During the quarter, the Fund’s underlying convertible valuations underwent a decided shift, reflecting the pickup in market volatility and the subsequent market rebound, and resulting in a more balanced profile. The average weighted investment premium of the Fund was calculated at 28.32% on March 31, 2019, versus 19.73% on December 31, 2018. During the same time, the average weighted underlying equity premium contracted from 50.04% to 38.81%. The impact of this shift enabled the Fund to better take advantage of the recovery in underlying equities while at the same time continuing to maintain a positive risk/reward profile. As the markets have continued to assimilate overall economic and political concerns, we believe the convertible market can continue to focus on the growth attributes for underlying equities, given the overall stability in fundamental credit metrics. We also believe that any renewed pickup in volatility could provide market participants with multiple entry point and rebalancing opportunities.
Outlook
The convertible new-issue market, after a typical seasonally slow start to the year, saw 25 deals raising $10.5 billion during the first quarter. Redemptions totaled $10.1 billion, with scheduled maturities and debt repurchases accounting for the majority. With annual average issuance of 112 deals totaling $41.9 billion over each of the last three years, market expectations remain constructive for continued strength in the calendar. Catalysts for new-issue activity include the continued strength in underlying equity prices, an apparent supply/demand imbalance, and the potential for higher interest rates.
Looking forward, similar to the start of 2019, we believe that the overall prospects for convertible securities remain positive. The prospects include a growth-oriented equity environment, positive overall credit conditions, increased new-issue activity, and a historical non-correlation to rising Treasury rates.
As we have experienced a period of interest rate uncertainty, with associated intermittent periods of volatility, we believe the market may be more likely to favor more balanced convertible securities with a positive credit profile.

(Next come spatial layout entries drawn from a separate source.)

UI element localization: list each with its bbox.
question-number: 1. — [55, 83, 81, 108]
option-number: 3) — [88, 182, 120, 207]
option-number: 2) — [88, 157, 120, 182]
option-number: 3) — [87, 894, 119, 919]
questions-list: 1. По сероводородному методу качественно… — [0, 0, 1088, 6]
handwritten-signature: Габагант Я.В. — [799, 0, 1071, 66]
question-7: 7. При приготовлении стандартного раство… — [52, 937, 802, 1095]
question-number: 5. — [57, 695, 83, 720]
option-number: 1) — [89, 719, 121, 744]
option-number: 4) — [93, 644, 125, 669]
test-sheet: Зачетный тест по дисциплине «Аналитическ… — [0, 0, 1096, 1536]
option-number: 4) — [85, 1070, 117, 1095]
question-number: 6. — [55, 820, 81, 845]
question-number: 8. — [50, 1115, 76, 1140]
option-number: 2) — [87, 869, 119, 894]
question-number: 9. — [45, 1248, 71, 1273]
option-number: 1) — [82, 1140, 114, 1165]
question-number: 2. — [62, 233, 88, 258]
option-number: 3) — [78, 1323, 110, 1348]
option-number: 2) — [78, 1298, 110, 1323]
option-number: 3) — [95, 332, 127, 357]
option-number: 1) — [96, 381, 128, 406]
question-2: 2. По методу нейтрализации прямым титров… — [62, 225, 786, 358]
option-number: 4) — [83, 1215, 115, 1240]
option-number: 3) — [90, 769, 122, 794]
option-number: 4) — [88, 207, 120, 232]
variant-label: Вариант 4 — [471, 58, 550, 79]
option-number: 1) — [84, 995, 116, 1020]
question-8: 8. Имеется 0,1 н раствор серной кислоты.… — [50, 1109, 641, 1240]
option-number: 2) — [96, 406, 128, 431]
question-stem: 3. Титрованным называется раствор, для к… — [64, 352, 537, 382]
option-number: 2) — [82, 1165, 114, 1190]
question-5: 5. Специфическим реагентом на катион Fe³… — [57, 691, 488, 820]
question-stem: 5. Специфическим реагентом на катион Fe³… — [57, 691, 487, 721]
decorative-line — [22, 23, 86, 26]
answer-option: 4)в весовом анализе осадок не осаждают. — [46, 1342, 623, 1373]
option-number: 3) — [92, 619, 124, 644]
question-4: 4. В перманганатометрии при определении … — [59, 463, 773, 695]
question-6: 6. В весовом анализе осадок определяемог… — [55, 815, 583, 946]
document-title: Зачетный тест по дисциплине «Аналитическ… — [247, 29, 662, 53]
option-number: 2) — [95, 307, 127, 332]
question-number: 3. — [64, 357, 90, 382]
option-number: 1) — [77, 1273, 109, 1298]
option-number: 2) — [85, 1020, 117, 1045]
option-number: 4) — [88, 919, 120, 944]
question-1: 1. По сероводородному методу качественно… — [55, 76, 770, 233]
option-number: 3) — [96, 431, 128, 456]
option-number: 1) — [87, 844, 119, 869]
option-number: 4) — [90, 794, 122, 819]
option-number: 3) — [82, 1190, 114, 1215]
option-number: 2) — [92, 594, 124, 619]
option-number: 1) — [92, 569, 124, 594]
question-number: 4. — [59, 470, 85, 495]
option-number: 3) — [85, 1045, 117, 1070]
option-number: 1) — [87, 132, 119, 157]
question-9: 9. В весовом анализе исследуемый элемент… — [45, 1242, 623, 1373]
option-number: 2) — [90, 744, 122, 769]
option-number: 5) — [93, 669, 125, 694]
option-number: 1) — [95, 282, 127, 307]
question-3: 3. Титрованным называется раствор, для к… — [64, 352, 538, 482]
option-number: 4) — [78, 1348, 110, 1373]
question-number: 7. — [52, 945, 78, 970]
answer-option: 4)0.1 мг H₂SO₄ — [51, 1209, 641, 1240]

Performance data shown represents past performance, which is no guarantee of future results. Current performance may be higher or lower than the past performance data shown. Investment returns and the value of an investment will fluctuate, and an investor's shares, when sold, may be worth more or less than their original cost. You can obtain performance data current to the most recent month-end (available within seven business days after the most recent month-end) by calling 800-422-1050 or visiting harborfunds.com.

Performance figures discussed reflect that of the institutional class shares.

The views expressed herein are those of the portfolio manager at the time of the interview and may not be reflective of their current opinions or future actions.  These views are not necessarily those of the fund company and should not be construed as such.

This information should not be considered as a recommendation to purchase or sell a particular security and the holdings or sectors mentioned may change at any time and may not represent current or future investments.